I really need to adopt these French models for paragraphs embeddings. Pardon me if the question is basic i am new to NLP and i need suggestion how can i adopt a typical BERT word embeddings model for paragraphs embeddings.
I tired additional training and tried to compute the cosine similarity but problem is still the same. It will be much appriciated if you can give me some suggestion or guidence to resolve this issue.
Out of the box, BERT does not produce good sentence embeddings.
Have you tested our approach here: https://github.com/UKPLab/sentence-transformers/tree/master/examples/unsupervised_learning/tsdae
Yes i left the comment after trying this approach. The ouput is still similar, cosine similarity do not have much difference beteween the cases.
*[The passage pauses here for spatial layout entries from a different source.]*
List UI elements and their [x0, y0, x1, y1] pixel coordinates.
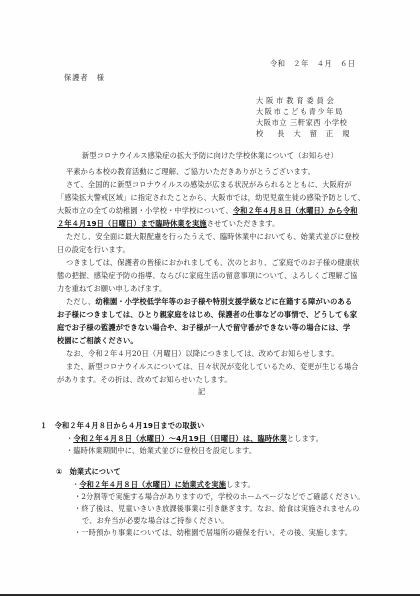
paragraph-7-line-1: また、新型コロナウイルスについては、日々状況が変化しているため、変更が生じる場合 — [66, 362, 359, 371]
section-1-heading: １ 令和２年４月８日から４月19日までの取扱い — [40, 421, 204, 430]
section-1-item-1-emphasis: 令和２年４月８日（水曜日）～4月19日（日曜日）は、臨時休業 — [73, 434, 287, 443]
paragraph-3-line-1: ただし、安全面に最大限配慮を行ったうえで、臨時休業中においても、始業式並びに登校 — [66, 232, 359, 241]
paragraph-5-emphasis: 幼稚園・小学校低学年等のお子様や特別支援学級などに在籍する障がいのある — [95, 297, 352, 306]
paragraph-2-line-3-text: 大阪市立の全ての幼稚園・小学校・中学校について、 — [57, 206, 233, 215]
paragraph-4-line-1: つきましては、保護者の皆様におかれましても、次のとおり、ご家庭でのお子様の健康状 — [66, 258, 360, 267]
sender-school: 大阪市立 三軒家西 小学校 — [256, 118, 347, 127]
paragraph-4-line-3: 力を重ねてお願い申しあげます。 — [57, 284, 166, 293]
section-1-item-2: ・臨時休業期間中に、始業式並びに登校日を設定します。 — [66, 446, 256, 455]
sender-board-of-education: 大阪市教育委員会 — [256, 96, 337, 105]
paragraph-2-line-3: 大阪市立の全ての幼稚園・小学校・中学校について、令和２年４月８日（水曜日）から令… — [57, 206, 358, 215]
subsection-1-item-1-tail: します。 — [226, 480, 255, 489]
paragraph-5-line-2: お子様につきましては、ひとり親家庭をはじめ、保護者の仕事などの事情で、どうしても… — [57, 310, 357, 319]
subsection-1-item-1-emphasis: 令和２年４月８日（水曜日）に始業式を実施 — [79, 480, 226, 489]
paragraph-5-line-3: 庭でお子様の監護ができない場合や、お子様が一人で留守番ができない等の場合には、学 — [57, 323, 350, 332]
section-1-item-1: ・令和２年４月８日（水曜日）～4月19日（日曜日）は、臨時休業とします。 — [66, 434, 323, 443]
paragraph-4-line-2: 態の把握、感染症予防の指導、ならびに家庭生活の留意事項について、よろしくご理解ご… — [57, 271, 358, 280]
paragraph-6: なお、令和２年４月20日（月曜日）以降につきましては、改めてお知らせします。 — [66, 349, 339, 358]
paragraph-7-line-2: があります。その折は、改めてお知らせいたします。 — [57, 375, 232, 384]
document-date: 令和 ２年 ４月 ６日 — [270, 59, 356, 68]
paragraph-3-line-2: 日の設定を行います。 — [57, 245, 130, 254]
addressee: 保護者 様 — [64, 73, 105, 82]
document-page: 令和 ２年 ４月 ６日 保護者 様 大阪市教育委員会 大阪市こども青少年局 大阪… — [0, 0, 420, 594]
sender-principal: 校 長 大 留 正 規 — [256, 129, 353, 138]
paragraph-5-lead: ただし、 — [66, 297, 95, 306]
paragraph-2-line-4-text: させていただきます。 — [207, 219, 280, 228]
paragraph-5-line-1: ただし、幼稚園・小学校低学年等のお子様や特別支援学級などに在籍する障がいのある — [66, 297, 352, 306]
subsection-1-item-3-line-2: で、お弁当が必要な場合はご持参ください。 — [82, 516, 229, 525]
subsection-1-item-4: ・一時預かり事業については、幼稚園で居場所の確保を行い、その後、実施します。 — [74, 528, 352, 537]
section-1-item-1-tail: とします。 — [287, 434, 323, 443]
paragraph-2-line-1: さて、全国的に新型コロナウイルスの感染が広まる状況がみられるとともに、大阪府が — [66, 180, 352, 189]
ki-marker: 記 — [198, 387, 205, 396]
paragraph-2-line-2: 「感染拡大警戒区域」に指定されたことから、大阪市では，幼児児童生徒の感染予防とし… — [57, 193, 365, 202]
paragraph-greeting: 平素から本校の教育活動にご理解、ご協力いただきありがとうございます。 — [66, 167, 315, 176]
subsection-1-item-3-line-1: ・終了後は、児童いきいき放課後事業に引き継ぎます。なお、給食は実施されませんの — [74, 504, 360, 513]
paragraph-5-line-4: 校園にご相談ください。 — [57, 336, 138, 345]
document-title: 新型コロナウイルス感染症の拡大予防に向けた学校休業について（お知らせ） — [82, 151, 338, 160]
sender-children-bureau: 大阪市こども青少年局 — [256, 107, 344, 116]
closure-period-emphasis: 令和２年４月８日（水曜日）から令和 — [233, 206, 358, 215]
subsection-1-heading: ① 始業式について — [56, 467, 121, 476]
paragraph-2-line-4: ２年４月19日（日曜日）まで臨時休業を実施させていただきます。 — [57, 219, 280, 228]
subsection-1-item-1: ・令和２年４月８日（水曜日）に始業式を実施します。 — [72, 480, 255, 489]
subsection-1-item-2: ・2分割等で実施する場合がありますので，学校のホームページなどでご確認ください。 — [74, 492, 365, 501]
closure-period-emphasis-2: ２年４月19日（日曜日）まで臨時休業を実施 — [57, 219, 207, 228]
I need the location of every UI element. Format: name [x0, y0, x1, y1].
I trained the model for just few epochs. How many epochs do you recomend i have around 1000 custom data examples.
1k unlabeled sentences are not much.
I can highly recommend to label sentence pairs and to use this for training.
If i understand you correctly you are suggestion to use simentic similarity approach like this example. There is French sementic similarity dataset it has around 1000 labeled examples. Do you think it will be enough if i use the training method in the above example (semetic similarity example) with 1000 examples?
You can try it and see if it works
Great thank you for the suggestions and quick response. i will try that also.
I also wanted to update you about fresh results i got. I was running few test and in one of the tests i trained the model using TSDAE for 150 epochs (on around 1000 examples) and it seems to now give good similarity at senetnce level
I think previously lower number of epochs could be the reason behind bad results.
Anyways thank you again. Have a nice day!
Hi, thanks for your new method TSDA, I'm trying it but there is a question:
during training, the vocab.txt file is updating or not? I mean when we train the model on unlabeled sentences, the tokenizer will add new tokens or we should add new token by ourselves?
No, the tokenizer is not updated.
You could extend the tokenizer for tokens that appear in your data. But it is unclear if and how it could affect the performance
@nreimers I am trying to training the model using TSDAE on 100k sentences.
I am doing this on a server with 4 TITAN Xp, but since multi GPU is not supported yet. The training starts on single GPU. When i try to fit the model training starts but after some iterations its stops due to memory issue.
I tried different batch sizes, also even tried to reduce the data to 10k sentences. I am following TSDA script on the Readme page.
Can you suggest any solution for this kind of scenario?
You can try to reduce the max_seq_length. This has the largest impact on the used memory
Hi, is there any script in this repository to additional training a pretrained-Bert on unlabeled data?